The previous Conservative government put the visa requirement in place in 2009 following a surge in asylum claims. In 2008, there were 9,400 Mexican claims in Canada.
Unlike recent asylum claims from Haitian nationals, just 13 of the 946 claims from Mexicans featured illegal border crossings. The vast majority were made at official ports of entry.
Other figures also show how the increase in the number of Mexicans at the border is becoming an issue.
The Canada Border Services Agency (CBSA) says 2,391 Mexicans were detained between January and the first week of September 2017, compared to just 411 detentions in the whole of 2016.
Overall detentions of foreign nationals have also risen, to an average of more than 1,000 a month in 2017 from under 880 in 2016.
Deportations Rise Sharply
Deportation of Mexicans has also risen sharply since Canada’s move to withdraw the visa restriction.

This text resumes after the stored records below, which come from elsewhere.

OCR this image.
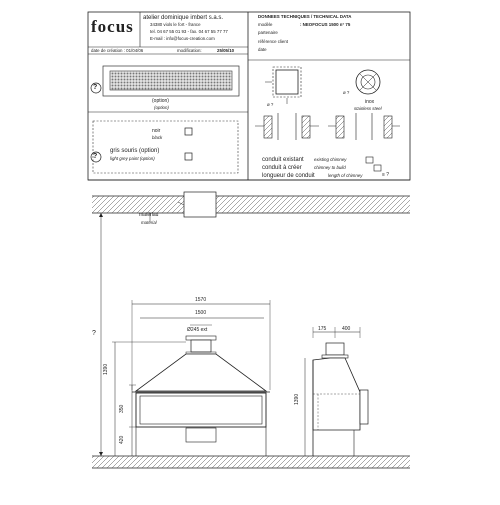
focus atelier dominique imbert s.a.s.
34380 viols le fort - france
tel. 04 67 55 01 93 - fax. 04 67 55 77 77
E-mail : info@focus-creation.com
date de création : 01/04/06	modification:	25/05/10
DONNEES TECHNIQUES / TECHNICAL DATA
modèle	: NEOFOCUS 1500 n° 75
partenaire
référence client
date
?
(option)
(option)
noir
black
?
gris souris (option)
light grey paint (option)
ø ?
ø ?
inox
stainless steel
conduit existant existing chimney
conduit à créer	chimney to build
longueur de conduit	length of chimney	≡ ?
matériau
material
1570
1500
Ø245 ext
?
1390
350
420
175	400
1390
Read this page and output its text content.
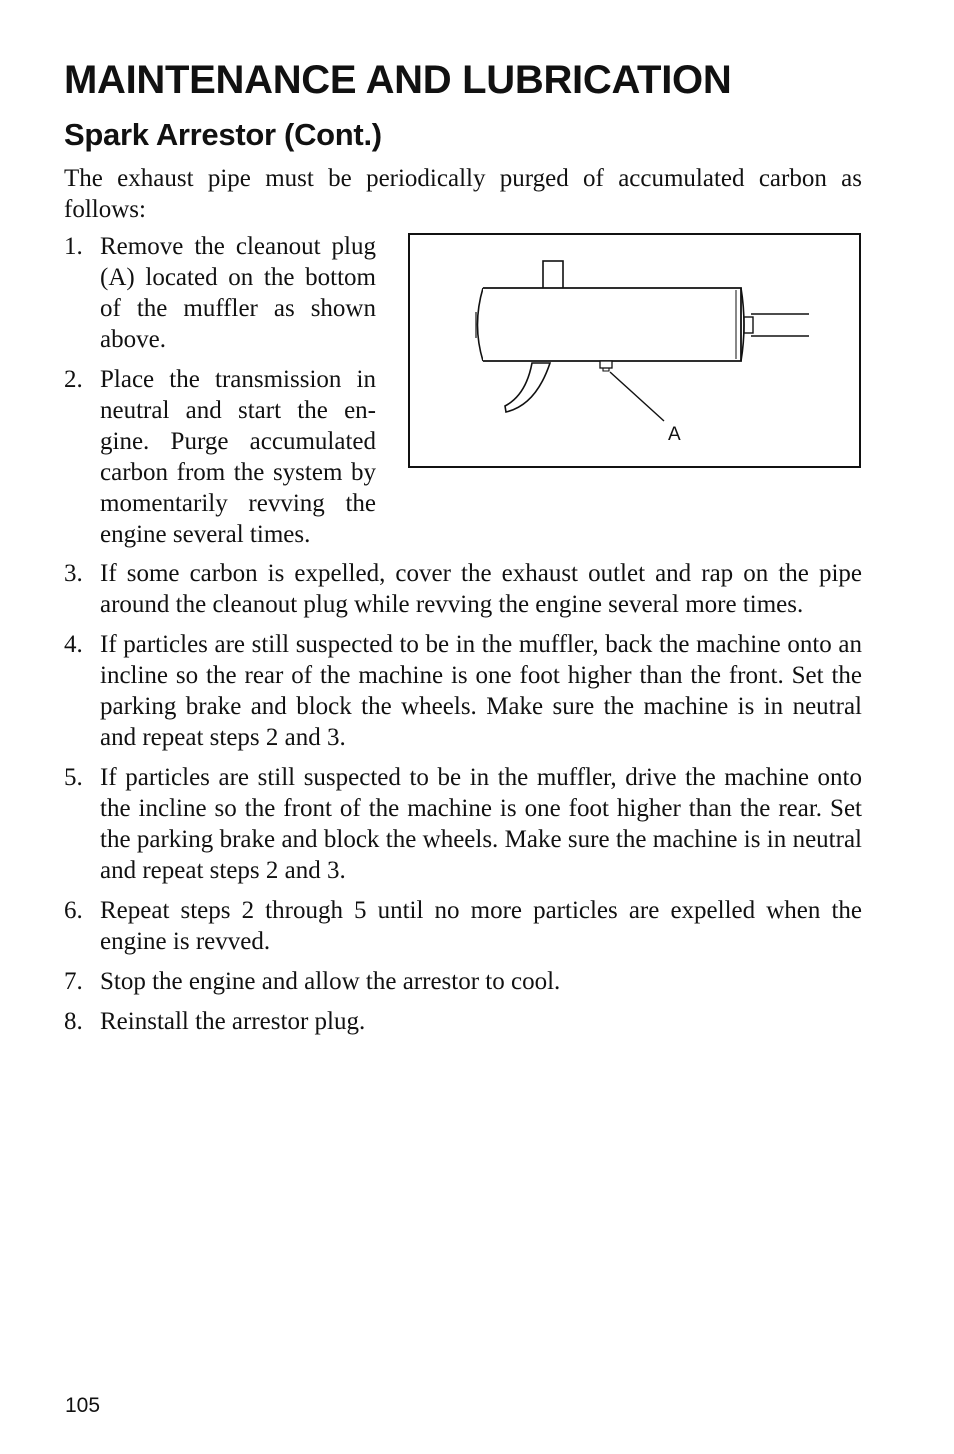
MAINTENANCE AND LUBRICATION
Spark Arrestor (Cont.)

The exhaust pipe must be periodically purged of accumulated carbon as follows:

1. Remove the cleanout plug (A) located on the bottom of the muffler as shown above.
2. Place the transmission in neutral and start the engine. Purge accumulated carbon from the system by momentarily revving the engine several times.
A
3. If some carbon is expelled, cover the exhaust outlet and rap on the pipe around the cleanout plug while revving the engine several more times.
4. If particles are still suspected to be in the muffler, back the machine onto an incline so the rear of the machine is one foot higher than the front. Set the parking brake and block the wheels. Make sure the machine is in neutral and repeat steps 2 and 3.
5. If particles are still suspected to be in the muffler, drive the machine onto the incline so the front of the machine is one foot higher than the rear. Set the parking brake and block the wheels. Make sure the machine is in neutral and repeat steps 2 and 3.
6. Repeat steps 2 through 5 until no more particles are expelled when the engine is revved.
7. Stop the engine and allow the arrestor to cool.
8. Reinstall the arrestor plug.
105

Figures show 66 per cent more Mexicans have been deported so far in 2017 compared to the total figure for 2016.
Government analysis says lifting the visa requirement will cost $433.5 million over the next decade, partly offset by an expected $171.6 million boost to the economy through increased tourism, investment and trade.
Immigration.ca Managing Partner Colin Singer said earlier in the year that he expected the number of asylum claims at the Canadian border from Mexicans to carry on increasing.
Speaking to the Daily Beast, Singer raised concerns that numbers like 2009 could return after Prime Minister Justin Trudeau lifted the requirement against official advice.
“We’re likely to go down the same path as before, which could create a problem for the current government,” Singer said. “That’s my hunch for what we’ll see once we have the numbers in hand.”
Foreigners are detained at the Canadian border if they are a flight risk once in the country, because of problems establishing identity, or if they are deemed a danger to the public.
“Red flags may come up, which may be indicative of whether or not they plan to remain in the country past authorization,” said immigration lawyer Singer.
“They may be given a voluntary departure or detained if unwilling to do so and they are deemed a flight risk or if it’s believed they may abscond and go underground.”